Chlorite dismutase (Cld) catalyzes the reduction of chlorite to chloride and dioxygen. Here, the ligand binding to Cld of Magnetospirillum sp. (MaCld) is investigated with X-ray crystallography and electron paramagnetic resonance (EPR). EPR reveals a large heterogeneity in the structure of wild-type MaCld, showing a variety of low- and high-spin ferric heme forms. Addition of an axial ligand, such as azide or imidazole, removes this heterogeneity almost entirely. This is in line with the two high resolution crystal structures of MaCld obtained in the presence of azide and thiocyanate that show the coordination of the ligands to the heme iron. The crystal structure of the MaCld-azide complex reveals a single well-defined orientation of the azide molecule in the heme pocket. EPR shows, however, a pH-dependent heme structure, probably due to acid-base transitions of the surrounding amino-acid residues stabilizing azide. For the azide and imidazole complex of MaCld, the hyperfine and nuclear quadrupole interactions with the close-by (14)N and (1)H nuclei are determined using pulsed EPR. These values are compared to the corresponding data for the low-spin forms observed in the ferric wild-type MaCld and to existing EPR data on azide and imidazole complexes of other heme proteins.

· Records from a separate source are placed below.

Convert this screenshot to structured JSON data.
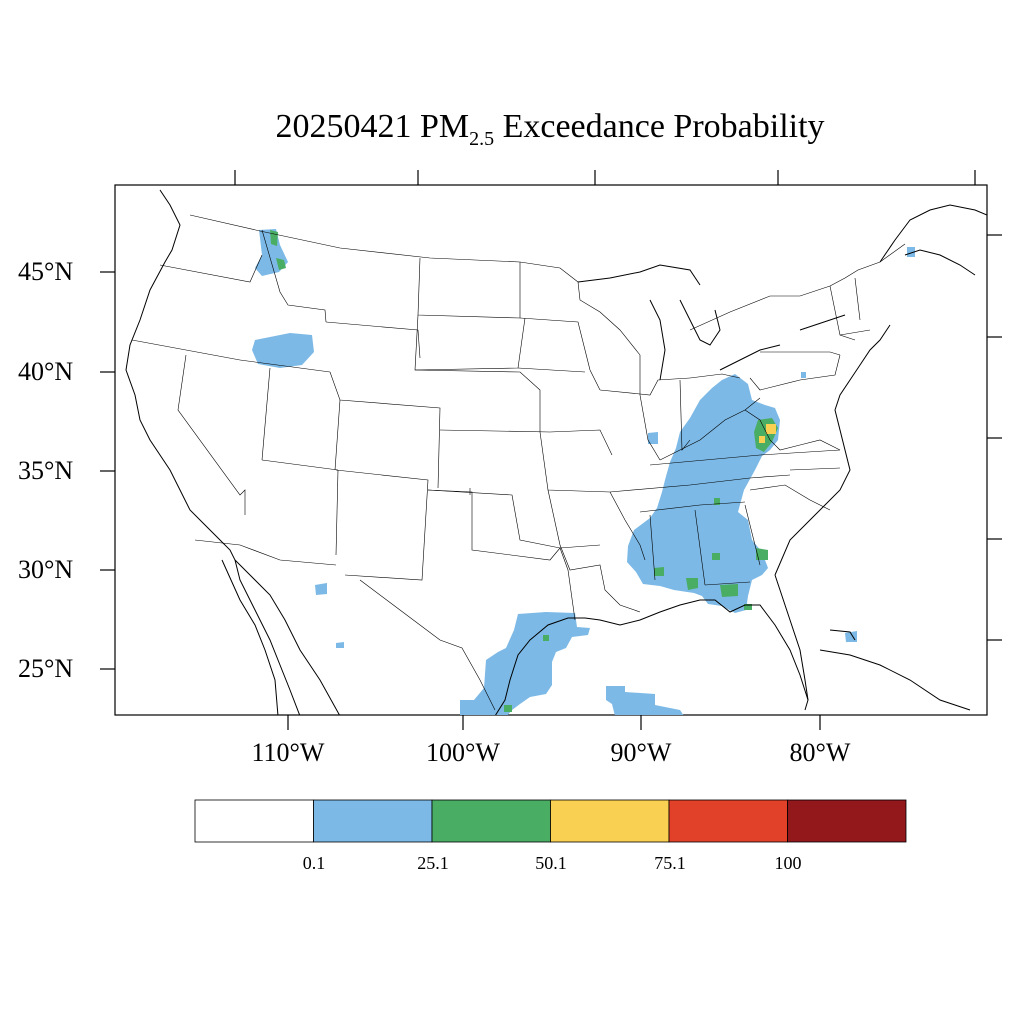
{
  "title": {
    "date": "20250421",
    "pm": "PM",
    "sub": "2.5",
    "rest": "Exceedance Probability"
  },
  "lat_labels": [
    "45°N",
    "40°N",
    "35°N",
    "30°N",
    "25°N"
  ],
  "lon_labels": [
    "110°W",
    "100°W",
    "90°W",
    "80°W"
  ],
  "colorbar": {
    "colors": [
      "#ffffff",
      "#7cb9e6",
      "#4aad64",
      "#f9d052",
      "#e14129",
      "#93181b"
    ],
    "labels": [
      "0.1",
      "25.1",
      "50.1",
      "75.1",
      "100"
    ]
  },
  "colors": {
    "low": "#7cb9e6",
    "mid": "#4aad64",
    "high": "#f9d052"
  }
}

Evaluating π-π stacking effects in macrocyclic transition metal complexes using EPR techniques

The HYSCORE spectra for two different macrocyclic transition metal complexes, namely cobalt tetraphenylporphyrin (CoTPP) and a copper Salen derivative ([Cu(1)]), were examined in relation to their interactions with pyridine (Py) and methylbenzyl amine (MBA), respectively. In both cases weak hyperfine interactions were detected by HYSCORE, but the origin of these interactions was found to originate from completely different effects. In the CoTPPpy adduct, with axial coordination of the substrate (pyridine) to the metal centre, weak couplings from the pyrrole nitrogens of a neighbouring porphyrin complex were identified, and confirmed through a series of isotopic labelling and dilution experiments. This result represents the first ever identification by HYSCORE of π-π interactions between such porphyrin complexes in solution. In the [Cu(1)]MBA adduct, again with axial coordination of the substrate (MBA) to the copper centre, weak couplings were also identified in the HYSCORE spectra, which could easily be misinterpreted as arising from intermolecular interactions between adjacent ligands. However, the origin of these couplings was clearly demonstrated to arise from intramolecular 13C-ligand interactions. These results demonstrate not only the sensitivity of the HYSCORE technique for detection of weak inter- and intra-molecular interactions in macrocyclic transition metal complexes, but additionally the need to consider dilution effects in the spectral assignments.

Structural analysis of newly designed platinum compounds with interesting conductivity and optical properties

In the past years a great effort has been put in the design and synthesis of stable processable materials with metallic or semi-conducting properties. In order to fully exploit the possibilities of a newly synthesized conducting material its structure-function relation needs to be unraveled. Using two specific examples, it will be shown that modern EPR can reveal interesting properties of conducting materials. A detailed analysis will be given of a series of novel soluble platinum compounds designed to mimic the Magnus salt characteristics: [PtL2][Pt(mnt)2] and [PtL2][Pt(dmit)2], where L represents 1,10-phenanthroline or 4,4-dimethyl-2,2′-dipyridyl, and mnt (dmit) denotes 1,2-dicyanoethylenedithiolate (1,3-dithiol-2-thione-4,5-dithiolate). The studied complexes have semiconductive properties and high thermal stability. Although chemical analysis predicted the compounds to be diamagnetic, cw EPR revealed the presence of a considerable amount of paramagnetic species in the compounds. On the basis of a cw EPR and HYSCORE study at X-band, the species could be fully identified and the relation to the conductivity properties of the samples will be discussed.